Thallium may be present in high amounts around ore-processing sites, electronic factories, glass-making factories, and pharmaceutical factories. Rain may dissolve the thallium and carry it downwards through the soil, a process known as leaching. Once this chemical leaches through the soil, it may end up in well water, water reservoirs, or enter the opening of damaged pipelines.
MCLG = 0.0005 mg/L and MCL = 0.002 mg/L
Long-term exposure may lead to kidney, intestine, or liver problems, hair loss, and negative changes in the blood.

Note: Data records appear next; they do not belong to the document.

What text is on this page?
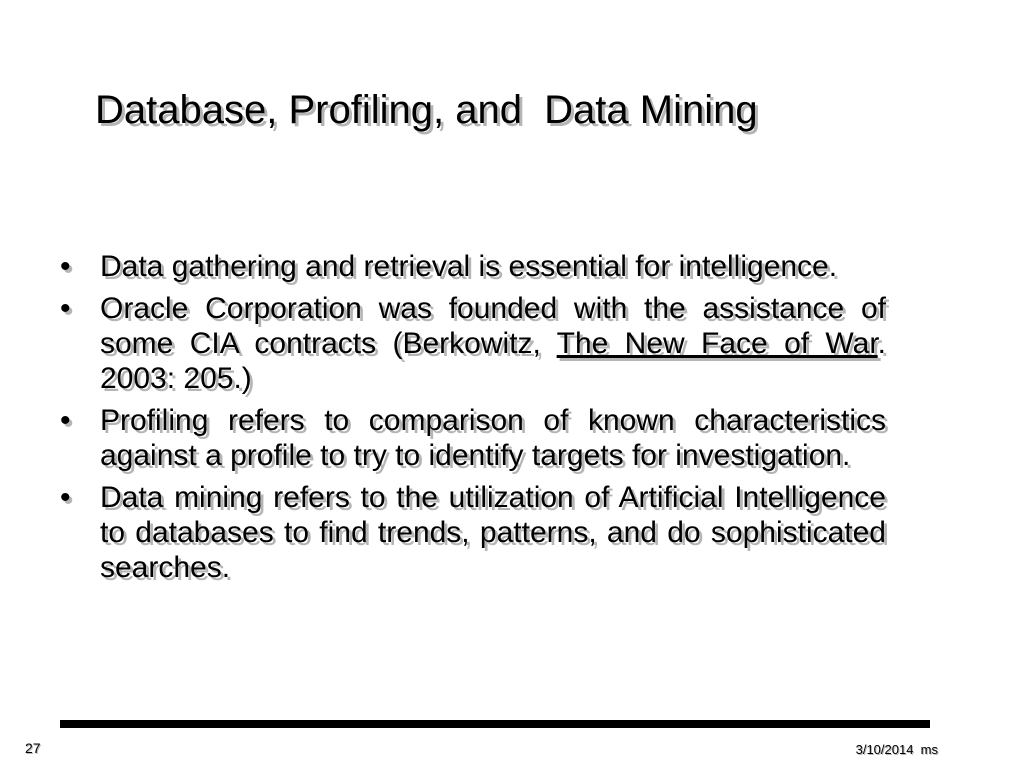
Database, Profiling, and  Data Mining
• Data gathering and retrieval is essential for intelligence.
• Oracle Corporation was founded with the assistance of some CIA contracts (Berkowitz, The New Face of War. 2003: 205.)
• Profiling refers to comparison of known characteristics against a profile to try to identify targets for investigation.
• Data mining refers to the utilization of Artificial Intelligence to databases to find trends, patterns, and do sophisticated searches.
27	3/10/2014  ms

Generally, all organic chemicals present in EPA’s National Primary Drinking Water Regulations have a Maximum Contaminant Level Goal or MCLG of zero. This means that these organic chemicals may pose a public health risk even if it is present in minute amounts. Below is a complete list of all known organic chemicals that may contaminate drinking-water:
Polychlorinated biphenyls (PCBs)
These are the radionuclides present in water:
Beta particles and photon emitters
Radium 226 and Radium 228 (combined)
As a general rule of thumb, there shouldn’t be any radionuclides in drinking water, so their MCLG is 0 mg/L.
In rare cases where radionuclides do contaminate the drinking water, the source is almost always from natural deposits. However, beta particles and photon emitters may come from man-made sources.
Long term exposure to these radionuclides would make you more susceptible to cancer.